Ask a Young Clergy Woman – Making Friends


Post Author: Askie


Dear Askie,

Girls in Snow Askie Jan 2014How do we make friends as YCW?  Growing up, I made friends at church and school.  Now, I keep hearing that you can’t / shouldn’t be friends with parishioners, but I’m not meeting many people outside of my congregation.  I know I’m a better pastor when I have friends outside of my church, but how do I meet them?  Help!

Feeling Lonely.

Dear Feeling Lonely,

This is a great question!  Having friends outside of work is something all people should think about, not just pastors.  Now, there are some who will passionately disagree with the statement that you can’t/shouldn’t be friends with members of your congregation.  Askie has found that it is possible, and even life giving, if everyone has good, clear boundaries.  These can be tricky waters to navigate, and (in my humble opinion) these friendships can be good, but only if you have other friendships as well.  One or two particular church families should not be the entirety of your social life.  In traditions where the pastor/minister/priest moves frequently, making friends with church members may be a little easier as there is no expectation of you staying forever.

So, where else do we go to make friends?  What are your hobbies?  Askie knows a knitter who found a knitting group at the local yarn shop.  Do you enjoy photography, sewing, cooking, painting, or writing?  Perhaps going back to school is the answer!  Shops may offer classes or workshops that will enable you to grow your skill set as well as make new friends.  Be willing to try different experiences, and go back – if at first you don’t succeed…..

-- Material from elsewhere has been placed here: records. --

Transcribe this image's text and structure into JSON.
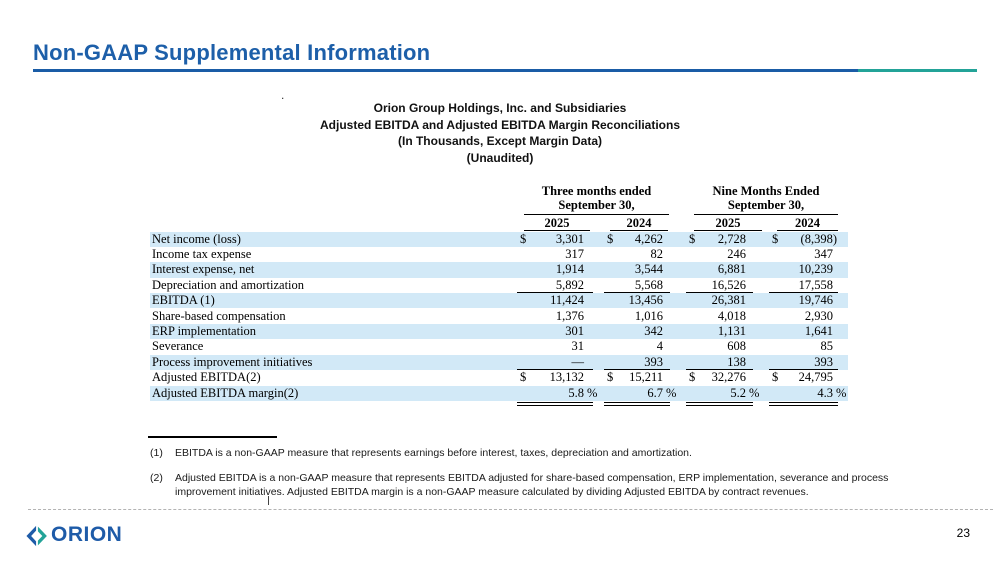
{
  "slide": {
    "title": "Non-GAAP Supplemental Information",
    "page_number": "23",
    "logo_text": "ORION",
    "stray_dot": ".",
    "logo_icon": "orion-diamond-chevrons"
  },
  "colors": {
    "title_blue": "#1d5fa9",
    "rule_blue": "#1a5ca6",
    "rule_teal": "#23a398",
    "row_highlight": "#d2e9f7",
    "logo_blue": "#1e5ba8",
    "logo_teal": "#23a398"
  },
  "table": {
    "caption_lines": [
      "Orion Group Holdings, Inc. and Subsidiaries",
      "Adjusted EBITDA and Adjusted EBITDA Margin Reconciliations",
      "(In Thousands, Except Margin Data)",
      "(Unaudited)"
    ],
    "dollar_sign": "$",
    "percent_sign": "%",
    "col_groups": [
      {
        "label": "Three months ended",
        "label2": "September 30,",
        "years": [
          "2025",
          "2024"
        ]
      },
      {
        "label": "Nine Months Ended",
        "label2": "September 30,",
        "years": [
          "2025",
          "2024"
        ]
      }
    ],
    "rows": [
      {
        "label": "Net income (loss)",
        "values": [
          "3,301",
          "4,262",
          "2,728",
          "(8,398)"
        ],
        "dollar": true,
        "highlight": true
      },
      {
        "label": "Income tax expense",
        "values": [
          "317",
          "82",
          "246",
          "347"
        ]
      },
      {
        "label": "Interest expense, net",
        "values": [
          "1,914",
          "3,544",
          "6,881",
          "10,239"
        ],
        "highlight": true
      },
      {
        "label": "Depreciation and amortization",
        "values": [
          "5,892",
          "5,568",
          "16,526",
          "17,558"
        ],
        "underline_below": true
      },
      {
        "label": "EBITDA (1)",
        "values": [
          "11,424",
          "13,456",
          "26,381",
          "19,746"
        ],
        "highlight": true
      },
      {
        "label": "Share-based compensation",
        "values": [
          "1,376",
          "1,016",
          "4,018",
          "2,930"
        ]
      },
      {
        "label": "ERP implementation",
        "values": [
          "301",
          "342",
          "1,131",
          "1,641"
        ],
        "highlight": true
      },
      {
        "label": "Severance",
        "values": [
          "31",
          "4",
          "608",
          "85"
        ]
      },
      {
        "label": "Process improvement initiatives",
        "values": [
          "—",
          "393",
          "138",
          "393"
        ],
        "highlight": true,
        "underline_below": true
      },
      {
        "label": "Adjusted EBITDA(2)",
        "values": [
          "13,132",
          "15,211",
          "32,276",
          "24,795"
        ],
        "dollar": true,
        "double_underline": true
      },
      {
        "label": "Adjusted EBITDA margin(2)",
        "values": [
          "5.8",
          "6.7",
          "5.2",
          "4.3"
        ],
        "percent": true,
        "highlight": true,
        "double_underline": true
      }
    ]
  },
  "footnotes": [
    {
      "marker": "(1)",
      "lines": [
        "EBITDA is a non-GAAP measure that represents earnings before interest, taxes, depreciation and amortization."
      ]
    },
    {
      "marker": "(2)",
      "lines": [
        "Adjusted EBITDA is a non-GAAP measure that represents EBITDA adjusted for share-based compensation, ERP implementation, severance and process",
        "improvement initiatives. Adjusted EBITDA margin is a non-GAAP measure calculated by dividing Adjusted EBITDA by contract revenues."
      ]
    }
  ]
}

Do you have kids?  Their schools may be the answer.  You don’t have to go back and sit in the classroom, but can make friends with the parents of their friends.  If you can, chaperone the fieldtrips or attend the class parties and make it a point to interact with the other grownups.  The mom you shyly said hello to on the first day of kindergarten may end up being your BFF that you sob with at high school graduation.  No kids?  Do you have significant other?  If so, attend his or her work functions with joy rather than dread.  A glass of wine may lead to good conversation with Jean from accounting about your mutual love of Hoarders or Say Yes to the Dress.

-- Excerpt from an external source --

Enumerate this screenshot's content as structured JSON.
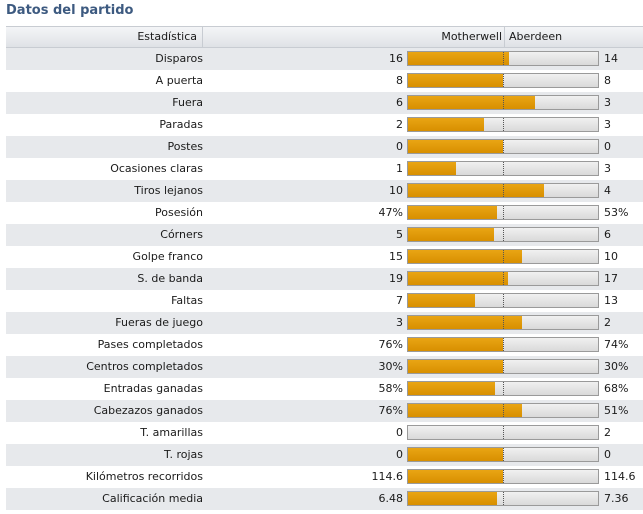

Civic clubs may be another place to make friends with mutual interests.  The Junior League, Rotary, Kiwanas, etc. might be a good place where you can serve outside the church and meet people.  Volunteering in general (without the meetings!) may be a great way to find new friends.  Spend a morning planting trees or walking dogs.  Often, the local newspaper will have a list of community events where you can find opportunities.

If you live in a rural place where everyone in town is almost a church member, related to a church member, or is best friends with a church member, it may be important for you to plan time to drive to the nearest city.  Sometimes that can add a lot of time and energy, but it can often be worth it to discover an awesome drum circle or meditation group or speed dating group that is far removed from your small town and the constant pressure of living in the fish bowl of public life.  Also, if you live in rural place, virtual friendships can become especially important.

Don’t forget online friends!  While it’s not the same as movie night, many a YCW has made lifelong friends through the Young Clergy Women Project.  Make friends on the boards, PM someone if they say something that you agree with or want to talk more about.  Come to the conference – Askie went one year not knowing a soul and met some really great people she now considers friends. (For more info click here.  Registration opens on January 15, 2014.) 

This year, the Project is also helping you meet new people near you!  The week of Feb. 16-22 is regional meet up week.  All across the country YCW’s will gather for a meal to meet one another and share the joys and challenges of being a YCW.  If you are feeling really brave, host a meal in your area – pick a date, time, and restaurant (you don’t have to invite people over to see your house!) and make the reservation.*  We will be coordinating on the Facebook page, and publishing a list of meet-ups soon.

Above all, be brave and willing to try something new.  Making new friends is harder as we get older, and I am proud of you for reaching out!

* If you would like to host a meet-up please contact: Julie Jensen at Julie(dot)jensen (at) gmail (dot) com or Phyl Stutzman at phylstutzman (at) gmail  (dot) com.  A list of meetups will be published in early February.

Photo by Ian Aberle, http://www.flickr.com/photos/ianaberle/4354009553/, Accessed January 1, 2014, Used by Creative Common License.


2 replies
  1. Krista
    Krista says:

    Great article!! For me, getting involved with Zumba really helped me make friends outside the church! I thought just joining the gym would help. But I found that most people just came, did their workout and left. But getting involved with a class, where the same people come all the time, you get to know the instructor… that really helped! Then I became an instructor myself and met other instructors who I’m now friends with!

    Reply
  2. Becca
    Becca says:

    I wouldn’t know what to do without my Tuesday night pottery class. It’s a small group that I have grown to love and who support me even when I drop an F-bomb on my latest clay catastrophe!